One look at the photo and I almost forgot about the reason for the column. I think we all have or still have a mess like that. But the crew has to pick that mess up every week as we do not, oh well, It has to be alot of work to sort out that mess. thanks for the photo.

Just as a fan it would have been nice to know what the problem was. And I feel SPEED let us down on that. I understand stuff happens.

Dmo said...

This may go too technical, but it sounded like the output audio from the Pool was at Mic-level (which would be expected at a press bridge), but the guy monitoring levels at SPEED's truck or Sat truck had that input set for the much-greater Line-level (or the input channel there was bad). When that happens, all the signal amplification required to bring up the audio happens later in the transmission process - which means that any noise introduced in the signal path through the equipment also gets amplified. I say this because a bad cable would normally result in massive hum and/or interference,scratchy/intermittent source audio, etc. My vote is "OE" - Operator Error - at either the mixer in the Sat truck or where ever the audio went first after the press bridge at the Pool. Of course, this is all pure conjecture on my part - take it for what its worth.
-D

Anonymous said...

Actually, SPEED has indeed had problems in the past ... with the hastily called press conferences ... Some in the Charlotte area, some in other cities ...


How about we just agree to put the blame of ALL News Corp problems solely on the head of Roger Ailes?? LOL


I'm glad I didn't get up to see the press conference ... It's a sad day for some of us former fans of Tony Stewart / Joe Gibbs Racing and the American Justice System ...
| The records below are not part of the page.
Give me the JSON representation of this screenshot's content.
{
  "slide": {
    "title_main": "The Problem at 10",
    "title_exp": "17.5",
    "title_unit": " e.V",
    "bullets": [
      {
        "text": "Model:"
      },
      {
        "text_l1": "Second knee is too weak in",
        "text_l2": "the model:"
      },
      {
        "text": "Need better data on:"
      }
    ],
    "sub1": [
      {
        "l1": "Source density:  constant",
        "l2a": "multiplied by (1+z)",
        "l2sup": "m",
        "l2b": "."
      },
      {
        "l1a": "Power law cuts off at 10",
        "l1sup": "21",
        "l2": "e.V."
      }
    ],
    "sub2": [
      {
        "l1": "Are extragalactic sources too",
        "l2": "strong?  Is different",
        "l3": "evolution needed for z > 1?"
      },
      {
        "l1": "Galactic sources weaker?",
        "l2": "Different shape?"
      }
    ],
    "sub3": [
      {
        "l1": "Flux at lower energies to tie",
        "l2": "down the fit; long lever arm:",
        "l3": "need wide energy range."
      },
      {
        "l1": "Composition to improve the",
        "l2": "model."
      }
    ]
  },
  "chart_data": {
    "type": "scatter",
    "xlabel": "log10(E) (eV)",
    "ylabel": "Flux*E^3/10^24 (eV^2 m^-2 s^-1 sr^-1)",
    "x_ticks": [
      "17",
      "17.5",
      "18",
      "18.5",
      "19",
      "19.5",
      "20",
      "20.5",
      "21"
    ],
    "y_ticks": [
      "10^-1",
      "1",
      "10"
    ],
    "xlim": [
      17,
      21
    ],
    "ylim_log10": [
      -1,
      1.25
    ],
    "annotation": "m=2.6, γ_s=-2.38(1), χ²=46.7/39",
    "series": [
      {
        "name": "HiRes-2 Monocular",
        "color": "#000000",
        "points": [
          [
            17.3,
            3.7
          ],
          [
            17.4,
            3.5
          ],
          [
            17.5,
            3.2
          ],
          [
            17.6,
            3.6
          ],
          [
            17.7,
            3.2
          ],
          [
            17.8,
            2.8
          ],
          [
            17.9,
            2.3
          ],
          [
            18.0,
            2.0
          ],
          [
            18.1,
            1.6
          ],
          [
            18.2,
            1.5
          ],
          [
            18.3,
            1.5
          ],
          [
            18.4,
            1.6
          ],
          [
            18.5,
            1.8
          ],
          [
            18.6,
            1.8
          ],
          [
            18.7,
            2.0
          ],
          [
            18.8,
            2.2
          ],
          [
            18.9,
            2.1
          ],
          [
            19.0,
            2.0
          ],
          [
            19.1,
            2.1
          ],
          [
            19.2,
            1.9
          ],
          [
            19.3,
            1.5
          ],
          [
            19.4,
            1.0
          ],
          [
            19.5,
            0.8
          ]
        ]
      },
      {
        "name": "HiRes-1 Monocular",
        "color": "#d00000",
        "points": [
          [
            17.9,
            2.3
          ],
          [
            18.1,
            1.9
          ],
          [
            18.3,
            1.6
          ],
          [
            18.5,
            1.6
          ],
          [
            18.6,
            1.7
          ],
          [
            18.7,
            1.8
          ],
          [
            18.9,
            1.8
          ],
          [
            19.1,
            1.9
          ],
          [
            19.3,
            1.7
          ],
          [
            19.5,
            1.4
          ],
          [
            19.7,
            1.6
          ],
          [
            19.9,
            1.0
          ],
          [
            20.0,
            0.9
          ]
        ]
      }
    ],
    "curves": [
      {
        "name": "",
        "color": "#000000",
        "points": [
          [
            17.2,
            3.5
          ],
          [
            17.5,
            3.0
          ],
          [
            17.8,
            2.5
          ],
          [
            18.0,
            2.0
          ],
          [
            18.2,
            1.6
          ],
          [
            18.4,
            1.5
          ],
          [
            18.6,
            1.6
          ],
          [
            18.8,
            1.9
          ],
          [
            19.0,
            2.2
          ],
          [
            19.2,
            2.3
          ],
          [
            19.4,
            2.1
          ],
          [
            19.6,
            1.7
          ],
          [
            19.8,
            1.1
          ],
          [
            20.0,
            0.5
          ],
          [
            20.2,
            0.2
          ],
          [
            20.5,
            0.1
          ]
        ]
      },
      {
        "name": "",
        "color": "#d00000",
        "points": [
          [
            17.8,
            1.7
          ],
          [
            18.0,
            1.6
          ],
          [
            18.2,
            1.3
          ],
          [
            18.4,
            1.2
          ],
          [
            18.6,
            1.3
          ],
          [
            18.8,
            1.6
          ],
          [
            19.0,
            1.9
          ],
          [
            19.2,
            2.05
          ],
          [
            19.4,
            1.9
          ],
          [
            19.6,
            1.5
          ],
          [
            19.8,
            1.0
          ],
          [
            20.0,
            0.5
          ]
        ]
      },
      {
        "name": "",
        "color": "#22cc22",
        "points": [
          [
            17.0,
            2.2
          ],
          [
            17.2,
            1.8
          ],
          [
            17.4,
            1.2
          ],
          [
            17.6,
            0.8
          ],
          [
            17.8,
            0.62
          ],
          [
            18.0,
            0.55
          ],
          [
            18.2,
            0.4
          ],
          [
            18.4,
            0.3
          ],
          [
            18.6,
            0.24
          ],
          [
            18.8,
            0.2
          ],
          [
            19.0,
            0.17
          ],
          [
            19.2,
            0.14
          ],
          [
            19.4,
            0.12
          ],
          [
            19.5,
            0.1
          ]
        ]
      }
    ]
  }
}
Daly Planet Editor said...

There is an update from SPEED on the main page column.

JD

Anonymous said...

JD
Thanks for posting the update. Wow talk about a bad day at work.

Lou said...

Thank you JD for getting that for us. And thanks to SPEED for finally getting back to us fans. I kind of wish or had hoped we could have had that info yesterday. Not knowing how this stuff works at times I understand. Comment to SPEED, that was all I needed, just an explaintion of what went wrong. Glad that ESPN and NASCAR.com carried the ball after the FUBAR.

Newracefan said...

Love the picture JD and I thought my mess behind my TV was bad. Speed's only error was not saying they were sorry for the technical difficulties and they were trying to fix and and then one that said they couldn't. Even a thing at the bottom would have worked like they do when the races are rain delayed.

Kenn Fong said...

J. D.

Thanks to you and SPEED for the sitrep. Live shots are filled with problems to prevent or solve. Even the best of them have problems which interrupt or otherwise foul up things.

Last month, NBC lost video and audio at least three times during its coverage of the Russert funeral from Kennedy Center carried on MSNBC. I have to believe that because it was one of the most beloved members of the NBC News family, that preparation for technical devils was a top priority, and they had a skilled anchor in the studio vamping during the outages.
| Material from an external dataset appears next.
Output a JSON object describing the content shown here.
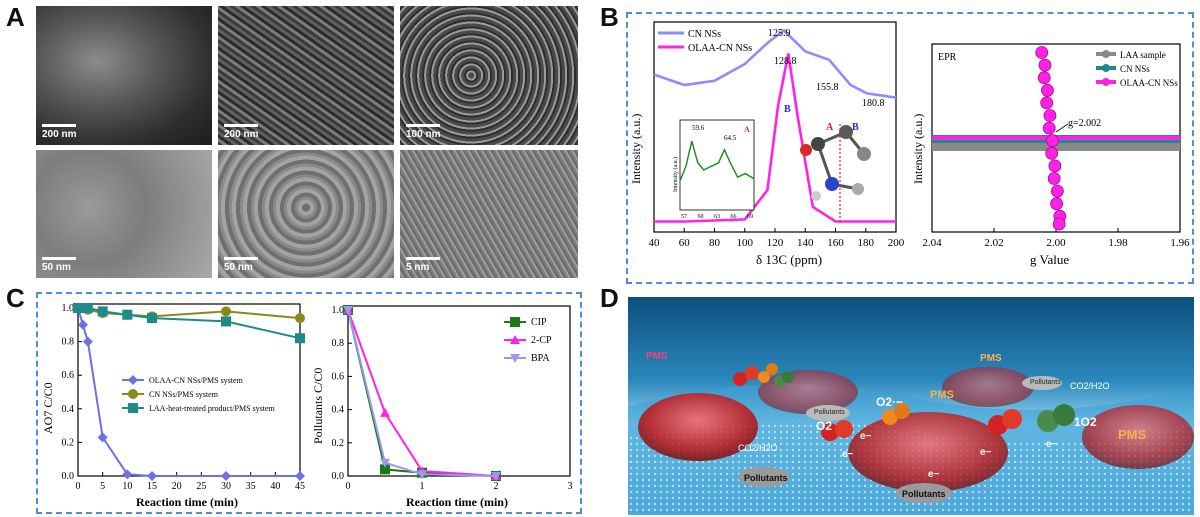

I know the folks at Speed were trying their best with the resources they had available.

Kenny
Alameda, California

Anonymous said...

Not only did NASCAR.COM not have any problems, they graciously even posted the presser in its entireity on the front of their site.

Anonymous said...

They also have it here:

http://www.nascar.com/2008/multimedia/races/cup/0020/

Anonymous said...

Not sure where your photo came from, but that is NOT an ESPN truck. That is the access panel to SRT. Shared Resources Truck

Anonymous said...

The above should end in /0020/ but it got truncated.

Anonymous said...

Anonymous,

You asked where the photo came from? JD even said "thanks to ESPN for the photo."

Also, you said that is not an ESPN truck. Nowhere did anybody said it was. JD just said thanks to ESPN for providing it. There is a difference.

Anonymous said...

Jason,
Just stated a fact, that isn't an ESPN truck.

Daly Planet Editor said...

The photo came from the ESPN PR group. It is the shared truck.